To get this right, you need the help of an agricultural extension officer, a vet or livestock production expert. These experts are better placed to understand the previous records of the animal you are buying to postulate on its future productivity.

Poor Animal Husbandry

Many farmers assume that once they buy a good breed, it is automatic that it will perform well. That is far from the truth. Even with the best breed in town if it is not given good animal husbandry, forget about the high milk yields. Animal husbandry defines how the animal is taken care off on the farm.

It doesn’t make economic sense to invest a lot of money in buying a pedigree dairy animal without a plan on how to take care of it. If you are buying a Holstein be prepared to work hard to get it enough feeds, ensure no tick moves near it and take precaution that it doesn’t suffer mastitis.

Good animal husbandry ensures you are in touch with what is going on in the farm regularly, if not daily.

It also means that you have a herd health programme that works to protect the health of the animal and this means vaccinations, deworming and dipping or spraying.

Best practice also entails ensuring that the animal has adequate feeds that are balanced. Good husbandry means you aren’t a telephone farmer who will entrust your valued animals to a farm hand.

Not having the market in mind?

The biggest mistake potential dairy keepers make is starting the venture without factoring in the market.

“Who are you producing the milk for?” should be a major question you ask yourself before you commit your cash in a dairy project. The Kenya livestock products market is unpredictable and you need to factor in that reality as you plan.

I am sure you have seen the many times eggs or milk flood markets and farmers are forced to sell at throw away prices. 

As a wise farmer, you need to be aware of the market needs and preferences.

Value addition of the produce can be a good strategy to get more money or to preserve the product until a time of good prices.

Not keeping any records

Keeping all the records about the animal and the other farm practices is a simple routine many farmers ignore. For that reason, many of them cannot tell whether they are making profits or losses.

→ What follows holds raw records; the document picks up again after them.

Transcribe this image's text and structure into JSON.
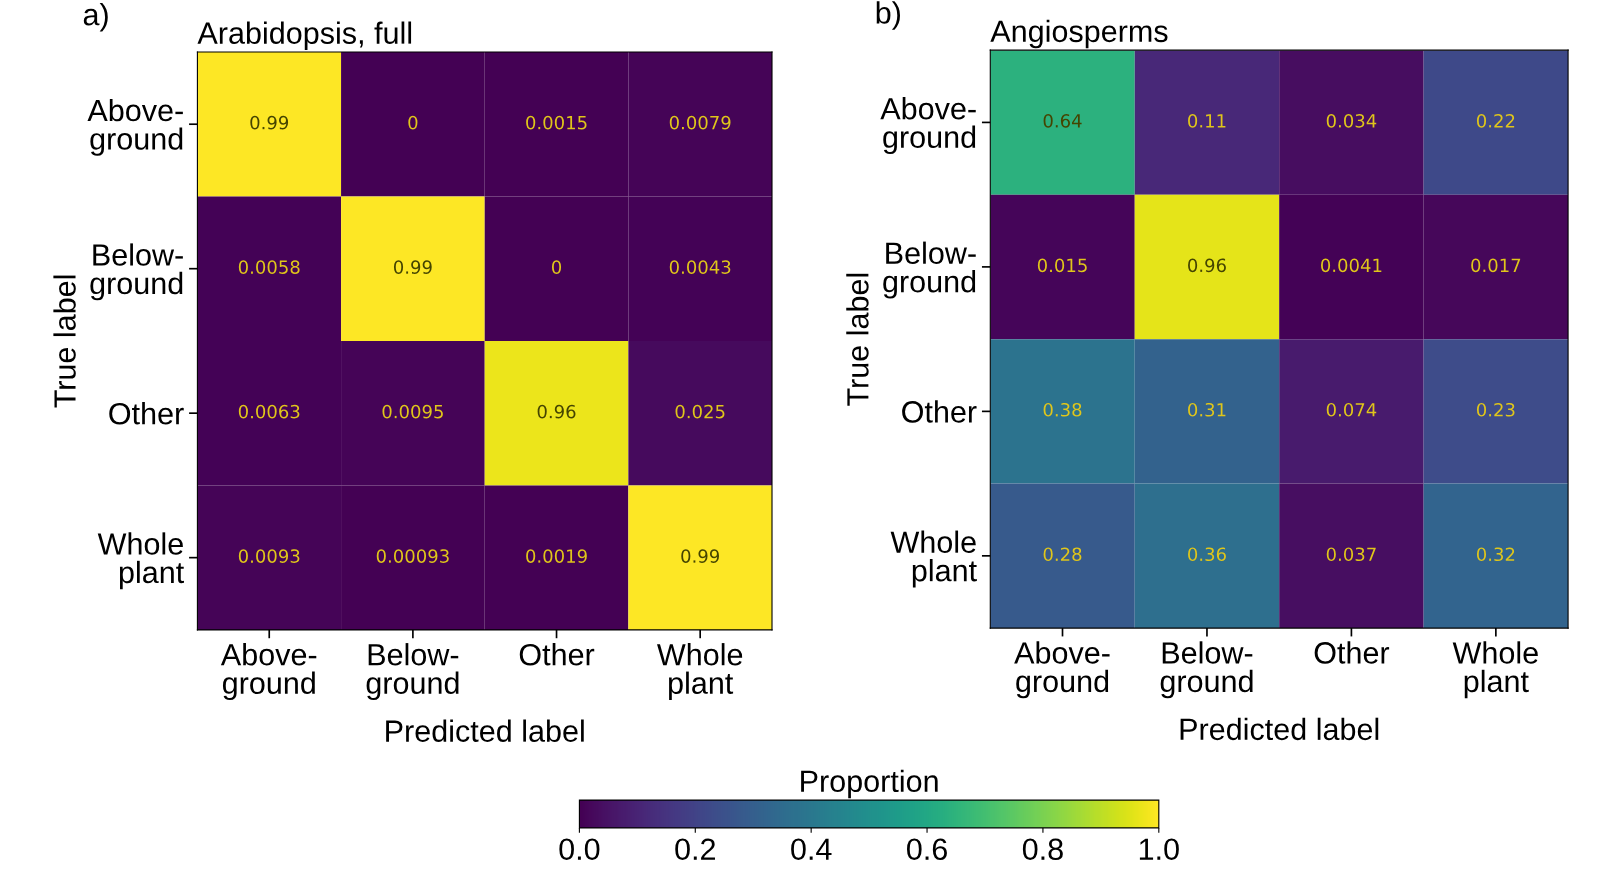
{
  "chart_data": [
    {
      "type": "heatmap",
      "title": "Arabidopsis, full",
      "xlabel": "Predicted label",
      "ylabel": "True label",
      "annotations": [
        "a)"
      ],
      "categories": [
        "Above-\nground",
        "Below-\nground",
        "Other",
        "Whole\nplant"
      ],
      "y_categories": [
        "Above-\nground",
        "Below-\nground",
        "Other",
        "Whole\nplant"
      ],
      "cells": [
        [
          0.99,
          0,
          0.0015,
          0.0079
        ],
        [
          0.0058,
          0.99,
          0,
          0.0043
        ],
        [
          0.0063,
          0.0095,
          0.96,
          0.025
        ],
        [
          0.0093,
          0.00093,
          0.0019,
          0.99
        ]
      ],
      "data_labels": true
    },
    {
      "type": "heatmap",
      "title": "Angiosperms",
      "xlabel": "Predicted label",
      "ylabel": "True label",
      "annotations": [
        "b)"
      ],
      "categories": [
        "Above-\nground",
        "Below-\nground",
        "Other",
        "Whole\nplant"
      ],
      "y_categories": [
        "Above-\nground",
        "Below-\nground",
        "Other",
        "Whole\nplant"
      ],
      "cells": [
        [
          0.64,
          0.11,
          0.034,
          0.22
        ],
        [
          0.015,
          0.96,
          0.0041,
          0.017
        ],
        [
          0.38,
          0.31,
          0.074,
          0.23
        ],
        [
          0.28,
          0.36,
          0.037,
          0.32
        ]
      ],
      "clim": [
        0,
        1
      ],
      "clabel": "Proportion",
      "cticks": [
        {
          "value": 0,
          "label": "0.0"
        },
        {
          "value": 0.2,
          "label": "0.2"
        },
        {
          "value": 0.4,
          "label": "0.4"
        },
        {
          "value": 0.6,
          "label": "0.6"
        },
        {
          "value": 0.8,
          "label": "0.8"
        },
        {
          "value": 1,
          "label": "1.0"
        }
      ],
      "data_labels": true
    }
  ]
}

Good records act as a thermometer for your farming enterprise and will enable you make informed decisions. 

Your veterinary doctor can assist you come up with simple records that can be used by even farmhands.

‘Vet Phobia’

In my practice life, a good number of farmers will call a vet when a disease has advanced and it is too late. Even for conditions like difficult birth, farmers wait for far too long before calling for professional help.

When a problem arises, they fast try everything, when it fails they call a quack and when he messes, then the vet is called. The vet charges may not compare with the harm done when diseases aren’t handled in time.